Jesse Harmainen, foreman at Vesijohtoliike J. Laitinen, graduated from vocational school as a plumber already a decade ago. Further education was already on his mind at the time, but the desire to gain practical experience in installation work became a priority.
However, when it came to further studies, the pieces fell into place recently. The need for further training came from Jesse’s own dreams for the future – he wanted to take on new, more challenging tasks, where a suitable qualification would make it easier to succeed. So the starting point was to achieve Jesse’s own professional goals, but that was not the only purpose of his studies.
Multi-disciplinary learning requires independence but gives flexibility
Jesse completed his degree in HVAC engineering at Metropolia University of Applied Sciences in Helsinki, Finland. The training was organised as a multi-disciplinary course, during which it is also very possible to work full-time. The degree in HVAC engineering is 240 credits, so Jesse’s studies lasted 4 years. The majority of bachelor’s degrees are 3.5 years long and 210 credits, including work placements.
Multi-disciplinary studies emphasise self-management. Jesse says that his studies in HVAC engineering involved a lot of maths and physics. Doing calculations independently after work and on weekends developed patience and perseverance.
His previous degree in plumbing and the practical work experience he has gained have been very useful for Jesse during his HVAC engineering studies. You can apply for the studies with any suitable qualification, but a strong knowledge base is a prerequisite for keeping up. The training does not start from the basics.

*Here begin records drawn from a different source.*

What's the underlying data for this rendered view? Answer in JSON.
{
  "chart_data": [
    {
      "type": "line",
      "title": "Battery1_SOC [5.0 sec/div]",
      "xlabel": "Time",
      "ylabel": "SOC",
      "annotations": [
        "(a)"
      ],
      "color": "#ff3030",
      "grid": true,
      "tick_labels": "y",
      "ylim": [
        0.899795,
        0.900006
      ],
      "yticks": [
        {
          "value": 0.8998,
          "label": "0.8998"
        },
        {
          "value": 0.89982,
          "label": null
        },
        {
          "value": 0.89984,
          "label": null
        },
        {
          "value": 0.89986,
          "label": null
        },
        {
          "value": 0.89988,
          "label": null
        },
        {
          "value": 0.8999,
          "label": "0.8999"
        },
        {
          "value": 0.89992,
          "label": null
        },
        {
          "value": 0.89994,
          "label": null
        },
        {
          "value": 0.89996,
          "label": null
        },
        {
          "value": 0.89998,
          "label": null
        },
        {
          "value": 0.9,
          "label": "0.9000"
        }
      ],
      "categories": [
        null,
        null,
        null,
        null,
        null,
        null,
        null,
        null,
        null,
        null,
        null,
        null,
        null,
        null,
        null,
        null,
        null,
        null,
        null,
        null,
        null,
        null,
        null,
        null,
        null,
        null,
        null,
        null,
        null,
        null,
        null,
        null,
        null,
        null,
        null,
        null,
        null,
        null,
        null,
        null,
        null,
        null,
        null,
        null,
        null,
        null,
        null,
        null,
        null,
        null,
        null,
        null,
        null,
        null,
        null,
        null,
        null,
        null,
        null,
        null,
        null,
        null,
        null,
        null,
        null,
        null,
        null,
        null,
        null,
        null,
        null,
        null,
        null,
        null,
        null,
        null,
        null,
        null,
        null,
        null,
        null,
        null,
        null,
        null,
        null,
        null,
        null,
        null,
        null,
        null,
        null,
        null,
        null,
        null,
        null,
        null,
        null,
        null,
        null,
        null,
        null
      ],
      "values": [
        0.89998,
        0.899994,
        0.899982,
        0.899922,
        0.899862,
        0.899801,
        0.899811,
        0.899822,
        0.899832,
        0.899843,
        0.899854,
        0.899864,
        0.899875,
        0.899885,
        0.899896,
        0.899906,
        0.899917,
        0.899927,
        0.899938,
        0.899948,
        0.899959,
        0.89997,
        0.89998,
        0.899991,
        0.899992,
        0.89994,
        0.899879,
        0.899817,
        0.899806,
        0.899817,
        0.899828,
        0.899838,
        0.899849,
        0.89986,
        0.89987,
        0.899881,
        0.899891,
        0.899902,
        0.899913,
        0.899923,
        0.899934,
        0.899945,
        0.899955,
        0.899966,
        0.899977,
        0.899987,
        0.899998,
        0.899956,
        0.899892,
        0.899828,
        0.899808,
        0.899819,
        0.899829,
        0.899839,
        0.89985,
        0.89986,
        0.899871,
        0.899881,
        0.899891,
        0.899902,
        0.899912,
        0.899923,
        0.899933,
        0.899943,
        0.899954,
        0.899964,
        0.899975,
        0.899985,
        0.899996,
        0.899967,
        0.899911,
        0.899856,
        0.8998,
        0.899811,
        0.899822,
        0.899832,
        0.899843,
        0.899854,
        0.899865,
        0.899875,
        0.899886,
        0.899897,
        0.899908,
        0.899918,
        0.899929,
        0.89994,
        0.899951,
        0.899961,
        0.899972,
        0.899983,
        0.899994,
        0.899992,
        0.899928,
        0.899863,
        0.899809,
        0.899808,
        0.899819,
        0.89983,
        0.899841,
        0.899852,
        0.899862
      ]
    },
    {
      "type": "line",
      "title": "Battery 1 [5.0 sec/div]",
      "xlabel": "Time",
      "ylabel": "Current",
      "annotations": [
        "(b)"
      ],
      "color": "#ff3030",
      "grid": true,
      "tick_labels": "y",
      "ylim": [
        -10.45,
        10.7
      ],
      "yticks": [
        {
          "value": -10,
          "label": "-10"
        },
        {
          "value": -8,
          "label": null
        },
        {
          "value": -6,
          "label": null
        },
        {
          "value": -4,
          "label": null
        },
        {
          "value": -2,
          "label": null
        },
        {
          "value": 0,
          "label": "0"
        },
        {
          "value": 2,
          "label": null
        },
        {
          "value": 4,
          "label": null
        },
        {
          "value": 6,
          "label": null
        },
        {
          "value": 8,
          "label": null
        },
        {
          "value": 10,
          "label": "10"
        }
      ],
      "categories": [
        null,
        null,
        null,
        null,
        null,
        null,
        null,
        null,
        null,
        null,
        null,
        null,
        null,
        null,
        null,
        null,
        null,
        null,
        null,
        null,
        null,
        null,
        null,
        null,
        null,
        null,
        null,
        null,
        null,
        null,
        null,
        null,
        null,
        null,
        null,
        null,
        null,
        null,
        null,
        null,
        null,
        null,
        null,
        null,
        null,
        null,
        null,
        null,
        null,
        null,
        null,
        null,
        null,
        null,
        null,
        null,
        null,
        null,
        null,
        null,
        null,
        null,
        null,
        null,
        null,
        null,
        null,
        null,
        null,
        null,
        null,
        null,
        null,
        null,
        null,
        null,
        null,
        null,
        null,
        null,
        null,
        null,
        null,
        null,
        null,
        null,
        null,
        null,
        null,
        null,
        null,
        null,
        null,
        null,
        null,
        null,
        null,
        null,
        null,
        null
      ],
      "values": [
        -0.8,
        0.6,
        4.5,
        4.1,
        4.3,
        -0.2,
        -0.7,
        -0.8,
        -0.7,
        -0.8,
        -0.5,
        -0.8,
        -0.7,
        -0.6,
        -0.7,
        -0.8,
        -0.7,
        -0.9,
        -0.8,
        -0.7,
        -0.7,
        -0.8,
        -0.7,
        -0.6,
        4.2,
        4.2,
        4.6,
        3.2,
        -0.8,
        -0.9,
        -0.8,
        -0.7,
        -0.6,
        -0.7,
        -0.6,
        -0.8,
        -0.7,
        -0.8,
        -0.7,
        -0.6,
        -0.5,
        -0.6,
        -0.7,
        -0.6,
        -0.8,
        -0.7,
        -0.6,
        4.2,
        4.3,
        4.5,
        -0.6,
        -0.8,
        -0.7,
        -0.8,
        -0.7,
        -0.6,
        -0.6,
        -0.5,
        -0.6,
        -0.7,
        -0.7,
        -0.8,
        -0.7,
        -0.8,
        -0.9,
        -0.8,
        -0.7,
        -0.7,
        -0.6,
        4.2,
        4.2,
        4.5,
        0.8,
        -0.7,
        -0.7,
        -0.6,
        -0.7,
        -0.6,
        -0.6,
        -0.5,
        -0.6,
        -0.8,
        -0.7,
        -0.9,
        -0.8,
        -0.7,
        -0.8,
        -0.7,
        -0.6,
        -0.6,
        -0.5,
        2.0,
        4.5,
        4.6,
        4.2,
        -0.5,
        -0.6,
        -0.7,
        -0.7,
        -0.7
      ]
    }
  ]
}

Learning gives your company more skills – and happier employees
Studying while working requires a balance between income and studies. Financing studies can be a challenge, but it’s important to find a common ground with your employer and find a solution that works for everyone.
In the early days of his studies, Jesse spent four days of his working week at the office, with Fridays dedicated to attending classes. Towards the end of his studies, Jesse moved to full-time work. In the final phase of his studies, he therefore contributed to his studies in the evenings and at weekends, although other arrangements would have been acceptable at Vesijohtoliike J. Laitinen.
– I would not have wanted to go back to being a full-time student. Even in hindsight, the blended learning option was a good one. I would make the same choice again, Jesse says.
Fitting his studies in with his project management went smoothly, and Jesse has been encouraged by his employer to develop his skills. At group level, the policy is coherent.
– At QMG it is important that our employees are encouraged to develop themselves. It gives the studying empoyee more opportunities, which helps them to enjoy their work. It also provides the Group and our subsidiaries with more skills. Everybody wins, sums up Pekka Pöykkö, Managing Director of QMG Partners.
What was particularly inspiring about the studies was actually the moments at work. It was like a light bulb went on in my head when I found myself practicing the knowledge I had just learnt during my engineering studies.
Finnish society is also a winner in the equation. As the level of skills rises, everyone will be able to generate more social welfare. To create added value, we need people who educate themselves to a higher level – including those already in the workforce. Further training also strengthens the feeling of the worker themself that anything is possible.
– What was particularly inspiring about the studies was actually the moments at work. It was like a light bulb went on in my head when I found myself practicing the knowledge I had just learnt during my engineering studies, says Jesse.
Making dreams come true through additional studies
Jesse sees his studies have opened doors to manager and expert level positions. Not only did it add to the skills Jesse could offer his employer, but it also demonstrated his willingness and ability to develop. In this sense, he sees value in training in other disciplines as well, even though he himself graduated as an HVAC engineer. Jesse encourages others to consider further education:
– My colleagues have been really curious, and I have been asked a lot of questions about how the whole study figure works. It’s great if I can show by my own example that this is possible. I would definitely recommend it!